À faire : Utilisez l’histoire de la personne pour parler de prévention et expliquer comment surmonter une situation difficile et comment trouver de l’aide.

Mentionnez les détails qui aident à replacer le suicide dans son contexte, tels que les signes avant-coureurs observés et tout autre problème de santé mentale ou d’addiction éventuel. Signalez où trouver de l’aide et expliquez qu’il est possible de surmonter une crise suicidaire pour faire ainsi passer un message d’espoir.

Une dernière relecture

Avant de publier votre article de blog, demandez-vous :

Le message que je fais passer est-il utile et positif ?
Adoptez un ton positif. Vos lecteurs doivent immédiatement comprendre qu’il est possible de prévenir le suicide, qu’il existe des dispositifs d’aide et que les soins sont efficaces.

Ai-je indiqué où trouver de l’aide ?
Chaque fois que vous abordez le sujet du suicide, vous devez absolument fournir une liste de ressources d’aide. Il est possible que certains lecteurs soient en situation de détresse. En mettant à leur disposition des informations sur la prévention du suicide et des troubles mentaux, vous leur donnez une chance de se faire aider.
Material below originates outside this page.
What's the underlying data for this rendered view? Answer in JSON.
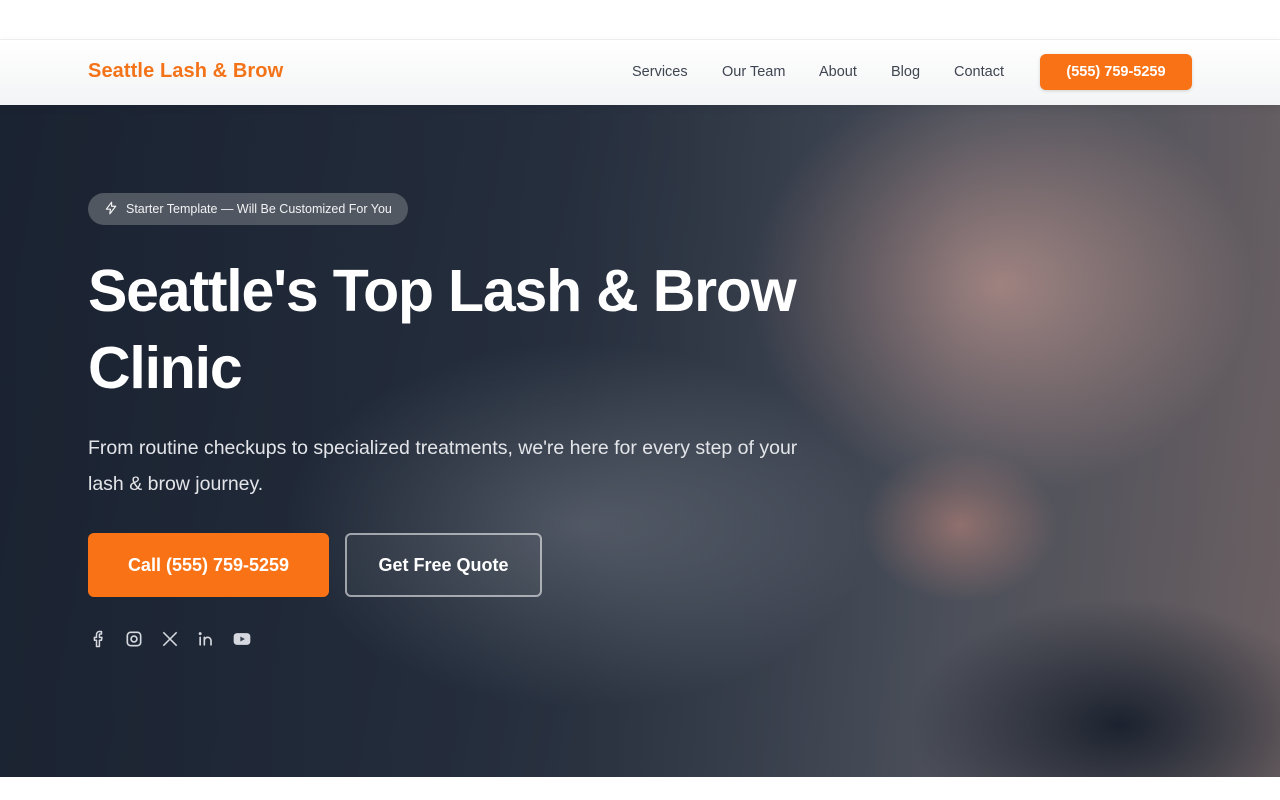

Nous recommandons d’indiquer d’appeler son médecin généraliste ou en cas d’urgence, le 15.

Le titre que j’ai choisi est-il approprié ?
Réfléchissez bien au titre de votre article de blog. Évitez les termes ou les expressions sensationnalistes. Ne soyez pas trop explicites et ne mentionnez pas de méthode de suicide. Évitez également les titres qui émettent des suppositions sur la vie d’une personne ou suggèrent une cause unique.

Mon article reflète-t-il la réalité ?

  • Vérifiez que toutes les statistiques et tous les faits cités dans votre blog sont exacts.
  • Lorsque vous citez des données, évitez d’exagérer le problème du suicide ou de perpétuer l’idée que le suicide est un problème insoluble.
  • Le suicide n’est pas une épidémie, n’employez pas ce mot pour le décrire. Décrivez-le plutôt comme un important problème de santé publique auquel il faut s’attaquer.
  • Si vous souhaitez utiliser des données chiffrées, assurez-vous qu’elles soient à jour. Les informations dépassées ne sont d’aucune utilité et risquent de ne pas refléter la situation actuelle.

Les images que j’ai utilisées sont-elles adéquates ?
Évitez d’illustrer votre article de blog par des images stéréotypées à forte charge émotionnelle ou qui représentent des actes de violence ou d’automutilation. N’utilisez EN AUCUN CAS des images qui illustrent la méthode ou le lieu d’un suicide. Si vous ne choisissez pas les images publiées sur le blog pour lequel vous écrivez, envoyez un message aux responsables pour leur expliquer quels types d’images éviter.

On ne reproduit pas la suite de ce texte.